Friday Performance Pick – 244

My Lagan Love

Do not listen to this while driving. Recently, driving at night on one of our extended trips to a conference, grandkids in tow, Carol put on a recording of Jim Weiss telling bedtime stories. Same problem. I had to request one of Jim’s other CDs—something with a strong plot line and a few surprises to keep me alert.

I promise some flash and bang in next week’s selection. But first let’s relax along the placid Lagan River.

lagan-river
K. Mitch Hodge, A peaceful River Lagan at Albert Bridge, Belfast, Northern Ireland

Like so many other times we have turned to folk music, we find an ethnomusicologist wandering through the countryside sometime in the early 20th century. Percy Grainger, Béla Bartók and Zoltán Kodály, a little earlier Oskar Kolberg, and a little later John Lomax. The invention of the gramophone gave us a way to really capture the traditional sounds and document musical elements that notation alone can never capture.

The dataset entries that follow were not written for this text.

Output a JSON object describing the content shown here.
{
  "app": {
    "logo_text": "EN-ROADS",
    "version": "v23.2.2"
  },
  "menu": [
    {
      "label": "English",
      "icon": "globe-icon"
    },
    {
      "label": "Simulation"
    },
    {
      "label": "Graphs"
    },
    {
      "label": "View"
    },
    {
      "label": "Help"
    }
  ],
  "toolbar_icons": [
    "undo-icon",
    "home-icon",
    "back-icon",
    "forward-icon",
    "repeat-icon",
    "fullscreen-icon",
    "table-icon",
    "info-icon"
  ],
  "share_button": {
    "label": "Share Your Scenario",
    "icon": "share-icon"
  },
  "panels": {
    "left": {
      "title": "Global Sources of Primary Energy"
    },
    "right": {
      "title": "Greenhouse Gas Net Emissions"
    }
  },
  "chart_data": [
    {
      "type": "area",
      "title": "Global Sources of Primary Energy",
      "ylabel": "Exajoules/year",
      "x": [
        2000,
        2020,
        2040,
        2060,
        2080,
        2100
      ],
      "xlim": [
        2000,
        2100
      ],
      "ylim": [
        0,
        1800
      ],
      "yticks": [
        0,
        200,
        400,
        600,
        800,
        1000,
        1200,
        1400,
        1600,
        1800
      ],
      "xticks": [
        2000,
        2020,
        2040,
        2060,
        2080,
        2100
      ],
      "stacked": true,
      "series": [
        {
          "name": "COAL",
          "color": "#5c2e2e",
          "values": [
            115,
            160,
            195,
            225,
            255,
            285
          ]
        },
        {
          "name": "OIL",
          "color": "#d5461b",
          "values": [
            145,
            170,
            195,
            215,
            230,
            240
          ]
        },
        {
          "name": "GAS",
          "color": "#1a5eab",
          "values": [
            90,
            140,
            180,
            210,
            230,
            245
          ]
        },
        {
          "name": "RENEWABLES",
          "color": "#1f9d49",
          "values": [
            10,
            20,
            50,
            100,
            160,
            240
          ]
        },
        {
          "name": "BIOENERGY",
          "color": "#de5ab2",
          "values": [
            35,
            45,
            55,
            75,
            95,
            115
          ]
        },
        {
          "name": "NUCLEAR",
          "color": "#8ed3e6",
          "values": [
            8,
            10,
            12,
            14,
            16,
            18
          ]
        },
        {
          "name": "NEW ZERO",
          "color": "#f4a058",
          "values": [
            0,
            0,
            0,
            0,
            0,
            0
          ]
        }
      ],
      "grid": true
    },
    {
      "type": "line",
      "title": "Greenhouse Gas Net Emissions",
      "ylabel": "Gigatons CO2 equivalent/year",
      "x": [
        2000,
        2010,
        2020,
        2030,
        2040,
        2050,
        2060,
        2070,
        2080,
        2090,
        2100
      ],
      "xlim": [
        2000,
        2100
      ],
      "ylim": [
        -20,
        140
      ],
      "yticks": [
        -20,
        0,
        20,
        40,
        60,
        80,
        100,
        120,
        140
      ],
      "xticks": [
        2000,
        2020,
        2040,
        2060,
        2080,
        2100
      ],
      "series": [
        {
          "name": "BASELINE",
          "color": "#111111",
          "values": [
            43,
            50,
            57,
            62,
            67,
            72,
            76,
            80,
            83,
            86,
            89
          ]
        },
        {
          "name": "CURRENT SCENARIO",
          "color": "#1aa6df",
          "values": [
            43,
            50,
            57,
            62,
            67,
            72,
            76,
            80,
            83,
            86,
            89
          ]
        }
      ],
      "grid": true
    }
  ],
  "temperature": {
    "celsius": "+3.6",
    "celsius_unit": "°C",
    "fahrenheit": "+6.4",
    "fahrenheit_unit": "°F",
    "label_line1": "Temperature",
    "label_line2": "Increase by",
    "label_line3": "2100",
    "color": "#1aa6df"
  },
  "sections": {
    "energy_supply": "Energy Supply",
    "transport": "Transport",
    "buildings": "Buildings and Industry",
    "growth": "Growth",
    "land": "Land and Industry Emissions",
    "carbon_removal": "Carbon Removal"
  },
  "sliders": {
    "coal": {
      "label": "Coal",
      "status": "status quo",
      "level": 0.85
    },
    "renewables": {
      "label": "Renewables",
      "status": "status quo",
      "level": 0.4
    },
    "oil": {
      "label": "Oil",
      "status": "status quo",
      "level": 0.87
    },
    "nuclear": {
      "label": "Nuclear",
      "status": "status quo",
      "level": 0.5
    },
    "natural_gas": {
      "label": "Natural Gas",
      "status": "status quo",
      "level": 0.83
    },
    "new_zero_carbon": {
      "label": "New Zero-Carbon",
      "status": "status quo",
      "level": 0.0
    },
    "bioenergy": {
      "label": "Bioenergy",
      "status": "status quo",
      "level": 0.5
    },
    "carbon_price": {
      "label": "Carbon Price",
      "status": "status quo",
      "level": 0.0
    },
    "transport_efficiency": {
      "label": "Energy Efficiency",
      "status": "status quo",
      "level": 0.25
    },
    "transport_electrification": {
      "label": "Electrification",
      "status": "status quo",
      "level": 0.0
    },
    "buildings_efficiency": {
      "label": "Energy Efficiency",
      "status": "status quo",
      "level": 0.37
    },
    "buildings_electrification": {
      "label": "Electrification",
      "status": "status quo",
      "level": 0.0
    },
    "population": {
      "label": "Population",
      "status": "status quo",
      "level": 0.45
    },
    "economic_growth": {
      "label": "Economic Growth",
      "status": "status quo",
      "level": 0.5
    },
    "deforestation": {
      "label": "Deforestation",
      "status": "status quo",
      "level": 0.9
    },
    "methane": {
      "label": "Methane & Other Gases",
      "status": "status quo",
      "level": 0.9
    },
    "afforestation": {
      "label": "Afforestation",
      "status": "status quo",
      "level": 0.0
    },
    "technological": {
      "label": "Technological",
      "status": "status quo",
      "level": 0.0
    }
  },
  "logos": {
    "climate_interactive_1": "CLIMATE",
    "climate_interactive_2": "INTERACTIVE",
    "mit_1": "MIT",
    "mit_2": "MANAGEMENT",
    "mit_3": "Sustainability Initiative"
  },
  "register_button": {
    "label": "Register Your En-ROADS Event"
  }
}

Joseph Campbell (1879-1944), a.k.a Seosamh MacCathmhaoil, did similar work in Ireland. And he is credited with adding the lyrics to a traditional Irish air to create “My Lagan Love.” 

Where Lagan stream sings lullaby
There blows a lily fair
The twilight gleam is in her eye
The night is on her hair
And like a love-sick lennan-shee
She has my heart in thrall
Nor life I owe nor liberty
With love is lord of all.

And sometimes when the beetle’s horn
Hath lulled the eve to sleep
I steal unto her shieling lorn
And thru the dooring peep.
There on the cricket’s singing stone,
She spares the bogwood fire,
And hums in sad sweet undertones
The song of heart’s desire

You might think that collecting folk music would be a relatively simple task. Just jot down “Old Dan Tucker” and ask for another song. But the ornamentation and mixed modes that you hear in this recording would not be uncommon. They present real challenges to anyone trying to notate them. And each verse has its own nuances. For each one, you might need to ask whether it is part of the tradition passed down or something idiosyncratic introduced by the individual singer. You need to hear multiple performances from different singers in different villages to begin to answer that question.

Music only becomes truly folk music when it is passed down in oral tradition and, in some way, changed over time. It is a lot like language: highly structured and complex and yet, to the speaker or singer, as natural as breathing in and out. And that gives it both its authenticity and its beauty.